We left after an hour and a half to try to find another bar.  As we walked down the street we decided to go into a club. We couldn't see a name of the place but decided to take a chance.  The music and women were certainly hot in this place.  There was Flo Rider as we first walked in, but as we stayed longer, the music got more recent.  Once the song Single Ladies by Beyonce came on, we had to run on the dance floor to show off our moves.  We stayed for a while, but decided to leave when I saw Jon being followed by a strange looking, drunk Icelandic fellow.  We went looking for an Ice Bar (which was close to our hotel), but unfortunately it was closed.  So of course we decided to head back to the English Pub.  The place was packed tonight and there was another band playing.  This band was 2 guys playing acoustic guitar, and they were fantastic as well.  We found our Norwegian friends hanging out in the same spot they were at yesterday (I wonder if they ever left).  After talking to them for a while, we decided to move closer to the door where there was more room and it was a little cooler.  We had great conversations with a group of Icelandic girls and another group of British girls.  It's funny how everyone we spoke to all weekend long thought that Barrack Obama is going to save their country as well as ours in the next few months.  Apparently they are as delusional as we are.  One of the Icelandic chicas tried to convince me she was from Austin, Texas and at that point I decided it was time to go.  It was also 3:30 in the morning.

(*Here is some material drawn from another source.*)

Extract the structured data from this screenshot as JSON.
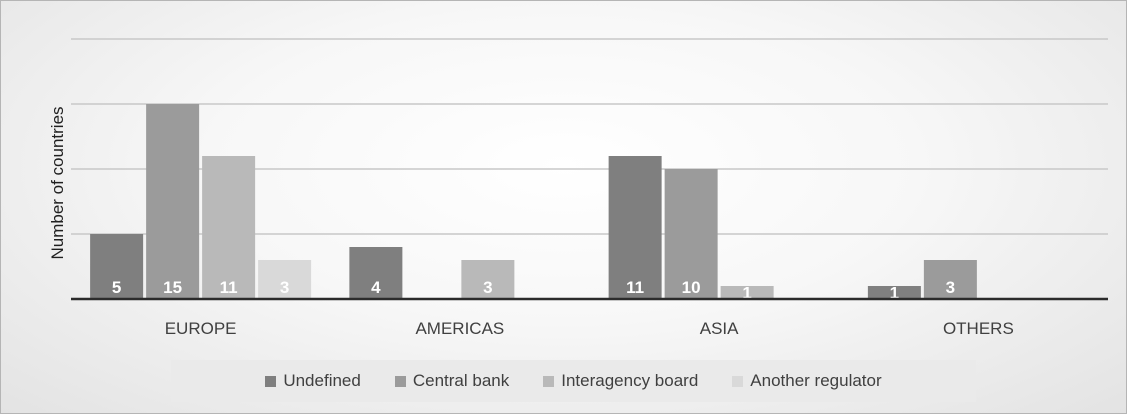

Before heading home though, we had to try out the famous hot dog stand that Bill Clinton went to.   It is called Bæjarins Bestu and all they sell is hot dogs.  But it kind of reminds me of In-N-Out Burger as the menu is small, but there is an extensive secret menu.  We saw one guy with 3 dogs on one bun.  The hot dogs were very good, had quite a snap to it as if they were fried.  I like my hot dogs plain (I know weird).  Jon and Amy tried it with the "special sauce."  Jon and I decided that one wasn't enough, and at this point I started to smell a strong odor from onions.  Not sure how I missed that before, so I got fried onions on the second round.  The onions were crushed up and heavily layered on the dog.  Let's just say I am happy there is not one of these stands closer to where I live.  We headed home and decided to call it a night.